I arrived just as the "campground full" sign went up. I was about to ask where else I could camp when the host said, "I've got one RV site left. You can have it but it's $28 per night". I showed my senior pass and the price dropped to $14/night! So, here I am a week later, counting my blessings.
Throughout my "walkabout" in our national parks, I have been amazed at the bounty of fresh air, healthful activities, excellent ranger-lead programming, interesting stories from folks all over the U.S. and abroad, and the deep silence at night - heavenly. The real estate can't be beat - oh, did I mention the views? This image appeared just after the sun set on my first night.

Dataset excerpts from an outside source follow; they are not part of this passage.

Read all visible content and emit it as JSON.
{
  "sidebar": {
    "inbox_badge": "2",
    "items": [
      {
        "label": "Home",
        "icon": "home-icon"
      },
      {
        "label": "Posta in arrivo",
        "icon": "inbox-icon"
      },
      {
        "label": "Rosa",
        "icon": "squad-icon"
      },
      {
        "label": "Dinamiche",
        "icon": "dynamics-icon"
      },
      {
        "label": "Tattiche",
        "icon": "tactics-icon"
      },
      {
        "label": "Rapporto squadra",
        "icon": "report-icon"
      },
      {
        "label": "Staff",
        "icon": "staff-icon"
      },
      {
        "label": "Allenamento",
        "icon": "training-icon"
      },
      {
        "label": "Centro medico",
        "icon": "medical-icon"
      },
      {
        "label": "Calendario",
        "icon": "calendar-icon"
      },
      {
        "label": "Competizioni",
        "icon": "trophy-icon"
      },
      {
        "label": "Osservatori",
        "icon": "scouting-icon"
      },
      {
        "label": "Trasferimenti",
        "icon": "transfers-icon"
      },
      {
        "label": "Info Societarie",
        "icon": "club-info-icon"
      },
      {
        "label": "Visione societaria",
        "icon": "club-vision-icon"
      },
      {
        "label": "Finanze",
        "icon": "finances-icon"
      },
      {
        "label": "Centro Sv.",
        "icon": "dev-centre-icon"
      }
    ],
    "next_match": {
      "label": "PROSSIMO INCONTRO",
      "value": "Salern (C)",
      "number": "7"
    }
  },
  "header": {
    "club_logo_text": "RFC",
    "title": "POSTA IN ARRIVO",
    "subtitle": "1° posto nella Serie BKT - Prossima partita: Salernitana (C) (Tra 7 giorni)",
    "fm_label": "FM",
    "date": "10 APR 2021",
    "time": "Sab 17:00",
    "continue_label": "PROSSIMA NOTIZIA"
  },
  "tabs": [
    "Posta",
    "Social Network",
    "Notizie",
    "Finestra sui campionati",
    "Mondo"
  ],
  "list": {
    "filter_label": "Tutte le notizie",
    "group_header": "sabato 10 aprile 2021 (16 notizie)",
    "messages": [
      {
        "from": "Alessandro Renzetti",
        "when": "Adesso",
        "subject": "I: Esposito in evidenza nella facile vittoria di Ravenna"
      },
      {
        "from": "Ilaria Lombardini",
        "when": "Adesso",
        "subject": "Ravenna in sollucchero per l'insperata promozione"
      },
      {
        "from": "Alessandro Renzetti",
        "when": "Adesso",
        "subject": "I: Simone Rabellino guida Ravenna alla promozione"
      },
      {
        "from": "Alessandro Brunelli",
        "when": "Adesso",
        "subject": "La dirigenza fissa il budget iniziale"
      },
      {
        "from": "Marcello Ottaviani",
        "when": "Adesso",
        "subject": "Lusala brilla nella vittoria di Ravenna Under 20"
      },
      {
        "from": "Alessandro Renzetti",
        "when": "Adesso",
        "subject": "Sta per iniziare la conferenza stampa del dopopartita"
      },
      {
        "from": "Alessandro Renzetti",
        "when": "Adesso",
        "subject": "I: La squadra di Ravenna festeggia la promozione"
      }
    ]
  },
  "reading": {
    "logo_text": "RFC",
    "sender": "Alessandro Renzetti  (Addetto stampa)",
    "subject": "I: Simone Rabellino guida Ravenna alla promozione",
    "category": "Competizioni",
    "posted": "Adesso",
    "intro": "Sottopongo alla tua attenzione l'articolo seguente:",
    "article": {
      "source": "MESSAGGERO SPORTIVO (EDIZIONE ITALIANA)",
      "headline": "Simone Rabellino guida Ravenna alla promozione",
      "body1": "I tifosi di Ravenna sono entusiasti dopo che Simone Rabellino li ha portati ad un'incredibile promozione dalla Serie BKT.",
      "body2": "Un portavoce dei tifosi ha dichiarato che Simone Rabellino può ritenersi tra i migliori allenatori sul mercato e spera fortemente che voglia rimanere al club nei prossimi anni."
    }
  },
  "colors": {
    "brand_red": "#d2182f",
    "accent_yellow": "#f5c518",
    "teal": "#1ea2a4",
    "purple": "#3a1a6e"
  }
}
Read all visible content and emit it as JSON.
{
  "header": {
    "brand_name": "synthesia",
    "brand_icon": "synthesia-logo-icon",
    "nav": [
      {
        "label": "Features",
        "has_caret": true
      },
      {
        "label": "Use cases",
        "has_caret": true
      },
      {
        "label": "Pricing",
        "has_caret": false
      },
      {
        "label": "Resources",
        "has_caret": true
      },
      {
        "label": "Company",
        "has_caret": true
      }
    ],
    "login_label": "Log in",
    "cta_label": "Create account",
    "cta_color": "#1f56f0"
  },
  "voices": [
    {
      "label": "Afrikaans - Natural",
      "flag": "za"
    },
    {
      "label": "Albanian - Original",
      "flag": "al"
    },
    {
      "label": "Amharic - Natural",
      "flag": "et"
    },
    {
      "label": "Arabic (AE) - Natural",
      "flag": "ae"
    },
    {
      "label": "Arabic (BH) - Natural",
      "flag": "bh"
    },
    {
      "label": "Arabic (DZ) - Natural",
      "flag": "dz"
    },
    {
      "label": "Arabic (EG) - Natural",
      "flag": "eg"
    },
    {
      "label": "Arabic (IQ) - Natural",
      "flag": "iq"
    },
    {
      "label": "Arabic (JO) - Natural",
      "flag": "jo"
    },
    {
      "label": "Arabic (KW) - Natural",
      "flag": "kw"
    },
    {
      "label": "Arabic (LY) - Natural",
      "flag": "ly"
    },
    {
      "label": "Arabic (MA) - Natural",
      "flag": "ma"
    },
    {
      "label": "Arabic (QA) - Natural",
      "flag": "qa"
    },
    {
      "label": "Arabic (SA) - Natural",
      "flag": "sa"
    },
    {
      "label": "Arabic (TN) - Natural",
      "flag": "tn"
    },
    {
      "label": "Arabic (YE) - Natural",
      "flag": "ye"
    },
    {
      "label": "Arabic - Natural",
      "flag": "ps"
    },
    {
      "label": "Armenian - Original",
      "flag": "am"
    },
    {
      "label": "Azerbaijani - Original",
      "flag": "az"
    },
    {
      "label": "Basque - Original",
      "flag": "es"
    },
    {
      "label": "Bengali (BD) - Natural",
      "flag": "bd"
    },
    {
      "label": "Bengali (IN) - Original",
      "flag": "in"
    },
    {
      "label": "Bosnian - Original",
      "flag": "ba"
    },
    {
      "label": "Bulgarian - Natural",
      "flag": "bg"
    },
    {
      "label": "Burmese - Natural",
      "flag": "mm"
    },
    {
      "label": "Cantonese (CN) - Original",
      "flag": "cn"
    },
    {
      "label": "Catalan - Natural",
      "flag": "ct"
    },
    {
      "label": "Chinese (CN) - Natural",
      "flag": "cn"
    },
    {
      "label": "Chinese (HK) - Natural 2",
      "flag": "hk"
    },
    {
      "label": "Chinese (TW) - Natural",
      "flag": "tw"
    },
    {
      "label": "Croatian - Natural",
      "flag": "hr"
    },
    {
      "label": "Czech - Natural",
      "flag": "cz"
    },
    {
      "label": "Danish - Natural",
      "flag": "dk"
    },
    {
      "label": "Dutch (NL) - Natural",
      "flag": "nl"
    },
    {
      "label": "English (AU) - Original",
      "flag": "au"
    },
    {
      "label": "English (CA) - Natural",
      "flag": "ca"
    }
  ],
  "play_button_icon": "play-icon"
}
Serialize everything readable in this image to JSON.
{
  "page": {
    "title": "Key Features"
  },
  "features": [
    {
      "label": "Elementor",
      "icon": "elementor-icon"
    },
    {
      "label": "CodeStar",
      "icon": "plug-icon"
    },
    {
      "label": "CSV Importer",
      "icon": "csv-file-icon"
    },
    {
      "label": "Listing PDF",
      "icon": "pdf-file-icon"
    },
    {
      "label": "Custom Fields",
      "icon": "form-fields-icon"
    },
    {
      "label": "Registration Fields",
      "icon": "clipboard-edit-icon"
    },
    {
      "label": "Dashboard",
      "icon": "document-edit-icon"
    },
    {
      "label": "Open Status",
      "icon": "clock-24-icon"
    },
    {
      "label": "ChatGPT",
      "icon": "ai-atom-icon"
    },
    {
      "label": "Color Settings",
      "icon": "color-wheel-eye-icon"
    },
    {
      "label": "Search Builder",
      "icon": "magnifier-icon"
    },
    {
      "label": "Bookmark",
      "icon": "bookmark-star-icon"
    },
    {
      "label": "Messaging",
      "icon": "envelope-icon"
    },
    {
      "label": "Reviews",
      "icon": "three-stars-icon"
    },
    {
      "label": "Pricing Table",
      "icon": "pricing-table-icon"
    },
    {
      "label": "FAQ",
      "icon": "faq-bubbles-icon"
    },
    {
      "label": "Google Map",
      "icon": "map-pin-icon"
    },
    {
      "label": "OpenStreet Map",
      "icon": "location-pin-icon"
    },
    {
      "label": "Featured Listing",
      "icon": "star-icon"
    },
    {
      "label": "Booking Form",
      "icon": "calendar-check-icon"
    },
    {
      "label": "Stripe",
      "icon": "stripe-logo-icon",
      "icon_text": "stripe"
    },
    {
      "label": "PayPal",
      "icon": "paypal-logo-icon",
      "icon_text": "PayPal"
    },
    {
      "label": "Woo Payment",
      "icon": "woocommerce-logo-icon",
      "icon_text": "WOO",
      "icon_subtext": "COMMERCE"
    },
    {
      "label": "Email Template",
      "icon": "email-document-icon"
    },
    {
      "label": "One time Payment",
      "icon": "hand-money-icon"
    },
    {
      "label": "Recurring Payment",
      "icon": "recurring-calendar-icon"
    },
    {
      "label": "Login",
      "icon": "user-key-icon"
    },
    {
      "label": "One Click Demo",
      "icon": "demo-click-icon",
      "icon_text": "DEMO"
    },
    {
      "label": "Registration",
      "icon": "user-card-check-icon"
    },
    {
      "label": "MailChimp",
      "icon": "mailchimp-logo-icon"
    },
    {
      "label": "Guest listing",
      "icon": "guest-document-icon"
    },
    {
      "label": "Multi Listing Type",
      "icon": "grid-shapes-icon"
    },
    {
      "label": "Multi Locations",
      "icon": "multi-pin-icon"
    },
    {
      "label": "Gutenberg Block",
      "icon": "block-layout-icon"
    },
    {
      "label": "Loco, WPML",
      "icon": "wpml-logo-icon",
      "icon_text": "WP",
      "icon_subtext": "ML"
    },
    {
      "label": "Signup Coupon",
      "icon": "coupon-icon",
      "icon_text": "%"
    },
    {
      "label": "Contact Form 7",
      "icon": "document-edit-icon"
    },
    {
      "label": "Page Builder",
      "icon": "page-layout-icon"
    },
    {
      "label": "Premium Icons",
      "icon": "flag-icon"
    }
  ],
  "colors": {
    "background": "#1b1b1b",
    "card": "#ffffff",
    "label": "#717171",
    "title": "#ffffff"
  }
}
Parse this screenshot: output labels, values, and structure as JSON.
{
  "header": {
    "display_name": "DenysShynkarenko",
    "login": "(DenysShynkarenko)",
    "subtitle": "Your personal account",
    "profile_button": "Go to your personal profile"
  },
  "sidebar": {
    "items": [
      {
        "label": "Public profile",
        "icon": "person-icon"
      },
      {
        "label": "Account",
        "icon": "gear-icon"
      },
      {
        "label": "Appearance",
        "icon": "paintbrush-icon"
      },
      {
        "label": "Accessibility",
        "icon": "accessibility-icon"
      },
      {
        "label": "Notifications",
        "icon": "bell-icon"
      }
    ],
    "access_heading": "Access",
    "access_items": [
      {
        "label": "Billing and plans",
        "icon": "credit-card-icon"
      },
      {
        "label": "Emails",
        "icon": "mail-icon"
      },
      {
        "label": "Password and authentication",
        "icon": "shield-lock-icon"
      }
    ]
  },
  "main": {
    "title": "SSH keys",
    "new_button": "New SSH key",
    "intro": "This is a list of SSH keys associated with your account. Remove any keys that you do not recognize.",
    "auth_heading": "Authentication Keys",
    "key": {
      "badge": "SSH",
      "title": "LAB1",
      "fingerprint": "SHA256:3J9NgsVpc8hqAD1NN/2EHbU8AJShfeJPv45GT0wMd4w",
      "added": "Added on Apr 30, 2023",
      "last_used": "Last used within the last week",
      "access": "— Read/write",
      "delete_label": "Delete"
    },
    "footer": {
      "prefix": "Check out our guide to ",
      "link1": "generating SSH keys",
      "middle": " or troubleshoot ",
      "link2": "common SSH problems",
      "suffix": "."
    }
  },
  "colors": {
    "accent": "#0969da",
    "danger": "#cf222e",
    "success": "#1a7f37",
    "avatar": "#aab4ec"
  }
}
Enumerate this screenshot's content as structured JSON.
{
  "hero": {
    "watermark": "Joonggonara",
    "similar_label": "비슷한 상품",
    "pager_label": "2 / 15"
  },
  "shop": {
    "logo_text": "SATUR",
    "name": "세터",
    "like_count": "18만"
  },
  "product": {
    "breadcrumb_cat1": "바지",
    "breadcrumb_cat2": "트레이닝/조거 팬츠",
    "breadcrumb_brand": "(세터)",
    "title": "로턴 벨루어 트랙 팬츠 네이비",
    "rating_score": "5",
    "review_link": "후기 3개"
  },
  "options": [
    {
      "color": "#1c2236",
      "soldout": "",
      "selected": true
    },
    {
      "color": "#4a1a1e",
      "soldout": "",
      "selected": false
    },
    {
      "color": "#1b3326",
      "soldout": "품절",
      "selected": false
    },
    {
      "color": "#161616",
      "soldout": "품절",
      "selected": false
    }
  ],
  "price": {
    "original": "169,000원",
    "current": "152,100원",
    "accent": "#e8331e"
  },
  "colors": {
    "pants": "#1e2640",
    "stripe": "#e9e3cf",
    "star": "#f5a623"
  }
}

A highlight of my stay was lying in a meadow at the rim, watching the Perseied meteor shower.
Crater Lake is open year-round and hosts 400,000 visitors each year. The park covers 183,000 acres; the lake represents only 7% of the area. In winter, folks cross-country ski or snowshoe around the lake - it takes 3 - 4 days to do so as they have to route around avalanche areas. Between September and early June, Park personnel plow an annual snowfall of 44 feet of snow - they can only plow 1/4 mile a day because they also have to cart it away.
Now, the cost to taxpayers. 200 rangers are on staff during the busy summer months (I'm not sure about the winter staffing). Add in "search and rescue" and infrastructure maintenance. All this for - Crater Lake's annual budget is only $5 million! Do you think park superintendents should run health care systems?